Like mother, like son.
Graduation announcements have been sent out and congratulation cakes have been ordered. Come May 11, while most parents will be in the audience snapping pictures of their child collecting their diplomas, Jo Ann Evans will follow her son Bryan Evans to receive her own.
Jo Ann Travis Evans first arrived on ACU campus in 1976 majoring in social work. After meeting husband Steve, the decision was made for Jo Ann to quit school the end of her junior year and work full time, while Steve finished his senior year. The option of resuming her education was taken off the table when the two married in 1981 and three years later had their son, Bryan.

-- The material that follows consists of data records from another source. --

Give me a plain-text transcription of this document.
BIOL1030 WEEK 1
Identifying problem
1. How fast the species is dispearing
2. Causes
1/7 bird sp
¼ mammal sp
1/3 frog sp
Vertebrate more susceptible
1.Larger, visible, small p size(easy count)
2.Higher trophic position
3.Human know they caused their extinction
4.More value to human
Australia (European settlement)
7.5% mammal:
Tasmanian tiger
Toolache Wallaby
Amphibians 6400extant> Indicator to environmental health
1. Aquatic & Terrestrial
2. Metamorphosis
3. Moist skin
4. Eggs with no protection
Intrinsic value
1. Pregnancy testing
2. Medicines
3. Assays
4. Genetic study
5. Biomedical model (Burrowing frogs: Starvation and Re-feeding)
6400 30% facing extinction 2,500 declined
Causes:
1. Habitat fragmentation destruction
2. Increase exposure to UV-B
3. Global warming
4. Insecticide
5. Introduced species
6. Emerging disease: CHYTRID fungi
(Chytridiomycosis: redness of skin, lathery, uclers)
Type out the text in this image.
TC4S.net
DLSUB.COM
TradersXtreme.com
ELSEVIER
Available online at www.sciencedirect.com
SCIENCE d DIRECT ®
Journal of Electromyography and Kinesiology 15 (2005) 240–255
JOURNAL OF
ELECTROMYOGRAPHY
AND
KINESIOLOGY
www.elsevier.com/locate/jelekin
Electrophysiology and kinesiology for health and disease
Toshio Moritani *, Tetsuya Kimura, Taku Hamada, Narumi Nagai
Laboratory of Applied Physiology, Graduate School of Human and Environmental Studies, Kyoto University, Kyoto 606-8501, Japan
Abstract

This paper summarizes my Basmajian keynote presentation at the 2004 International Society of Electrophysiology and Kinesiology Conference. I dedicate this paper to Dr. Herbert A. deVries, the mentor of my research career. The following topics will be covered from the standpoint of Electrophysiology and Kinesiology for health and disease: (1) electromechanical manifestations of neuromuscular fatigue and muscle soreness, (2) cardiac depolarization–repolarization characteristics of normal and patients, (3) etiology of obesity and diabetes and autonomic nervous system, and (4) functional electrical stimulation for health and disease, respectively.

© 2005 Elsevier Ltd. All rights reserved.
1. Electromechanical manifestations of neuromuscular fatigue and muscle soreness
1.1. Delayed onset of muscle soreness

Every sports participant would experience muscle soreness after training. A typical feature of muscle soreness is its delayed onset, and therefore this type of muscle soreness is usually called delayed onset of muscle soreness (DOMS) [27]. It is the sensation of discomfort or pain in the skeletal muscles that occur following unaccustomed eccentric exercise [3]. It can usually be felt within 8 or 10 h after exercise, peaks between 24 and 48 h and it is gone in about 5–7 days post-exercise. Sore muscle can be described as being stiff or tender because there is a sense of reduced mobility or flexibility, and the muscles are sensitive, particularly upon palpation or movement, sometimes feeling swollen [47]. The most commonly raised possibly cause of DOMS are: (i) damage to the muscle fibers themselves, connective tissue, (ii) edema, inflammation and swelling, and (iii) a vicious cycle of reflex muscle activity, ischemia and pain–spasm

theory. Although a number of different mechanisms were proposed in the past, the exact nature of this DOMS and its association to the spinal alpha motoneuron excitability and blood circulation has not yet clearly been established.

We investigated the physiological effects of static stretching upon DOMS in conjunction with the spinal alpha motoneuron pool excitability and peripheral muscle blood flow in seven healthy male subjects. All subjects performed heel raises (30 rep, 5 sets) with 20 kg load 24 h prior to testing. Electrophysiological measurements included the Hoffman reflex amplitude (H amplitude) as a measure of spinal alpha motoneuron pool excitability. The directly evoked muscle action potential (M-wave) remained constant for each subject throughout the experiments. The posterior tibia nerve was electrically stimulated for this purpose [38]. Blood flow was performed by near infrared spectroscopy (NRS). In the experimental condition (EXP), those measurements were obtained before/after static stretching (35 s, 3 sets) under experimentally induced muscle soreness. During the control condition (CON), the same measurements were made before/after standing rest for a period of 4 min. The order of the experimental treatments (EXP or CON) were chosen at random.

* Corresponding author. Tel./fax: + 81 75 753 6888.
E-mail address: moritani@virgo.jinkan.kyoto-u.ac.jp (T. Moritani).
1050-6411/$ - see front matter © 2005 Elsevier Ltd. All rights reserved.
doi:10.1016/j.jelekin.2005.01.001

Bryan Evans, senior family studies major from Angleton, was born with spina bifada, a spinal condition in which part of the spinal cord is exposed through a gap in the backbone.
“He was a typical little boy, in a wheelchair, but otherwise a sweet child who loved sports, fought with his big brother and possessed a joy for life and a deep love for people,” she said. “Bryan’s positive spirit at such a young age began to shift my relationship with God. I experienced Him in a new way as He used the circumstances in our family to call me into my life purpose.”
Bryan’s condition played a vital part in setting the stage for his mother’s career path and eventually her decision to hit the books for a second time. When Bryan entered kindergarten, Jo Ann co-founded the Spina Bifida Association of Texas Gulf Coast and spent the next 10 years working for cause at the national level as a board member and chairman of the Spina Bifida Association of America in Washington, D.C.
“It was during the years of helping families I began to dream of one day becoming a Marriage and Family therapist but I also knew it would never come true,” Jo Ann said. “My husband and I divorced after 25 years, I was living in Dallas and never thought about going back to school, much less graduate school to become a therapist.”
After accepting a position as the administrative coordinator in the Alumni Relations department at ACU, Jo Ann worked on campus for a year when hearing about the Bachelor of Applied Studies program. Lynda Thornton, the advisor, explained the program was for non-traditional students, urging her to think about finishing the undergrad Jo Ann began 33 years earlier.
“I admit the thought of going back to college at my age and after so many years was overwhelming but with Lynda’s gentle (and persistent) nudges I began school the spring of 2010.”
Jo Ann said her son’s reassurance pushed her to resuming the work required to go the degree distance. Though sharing the college experience as mother and son on the same campus has been unusual.
“My mom and I got a good laugh at the light bulb moment expressions on peoples’ faces in that class when they made the connection between me and my mom,” said Bryan.
The student response to Jo Ann as a fellow student has been both encouraging and supportive, she said.
“The relationships I have with students are similar to the one I have with my sons in that I generally take the approach as a mentor and friend,” Jo Ann said. “I occasionally might slip into ‘mom’ mode, but the students who know me well know it comes from a deep love for them.”
For Bryan, after the initial shock of sharing classes with his mother, he feels her return has led to both a unique and growing experience in their relationship.
“It’s been nice having someone always there to support you and to know exactly what you’re experiencing because they’re experiencing the same thing,” he said. “I feel like so many students parents can’t fully relate to them during their college career because so many of their college experiences were twenty, and sometimes thirty years before their kids. Since enrolling at ACU I feel like I’ve had more of a friendship with my mother and less of a parent/child relationship, which has been awesome.”
For Jo Ann, the studying will not stop after commencement ceremonies. This fall, she will start marriage and family therapy grad school, hoping one day to open her own private practice, but “open to whatever God has planned.”
“Never in my wildest dreams could I have imagined how God would bless my life some 30 plus years after beginning this journey,” she said.
“One of the great things of not only being students at ACU together but living in the same town is that both my mother and I have been able to get to know and love and be loved by many of the same people,” said Bryan. “We want to share the graduation celebration with those people who mean the most to us and a lot of those people overlap into both of our lives.”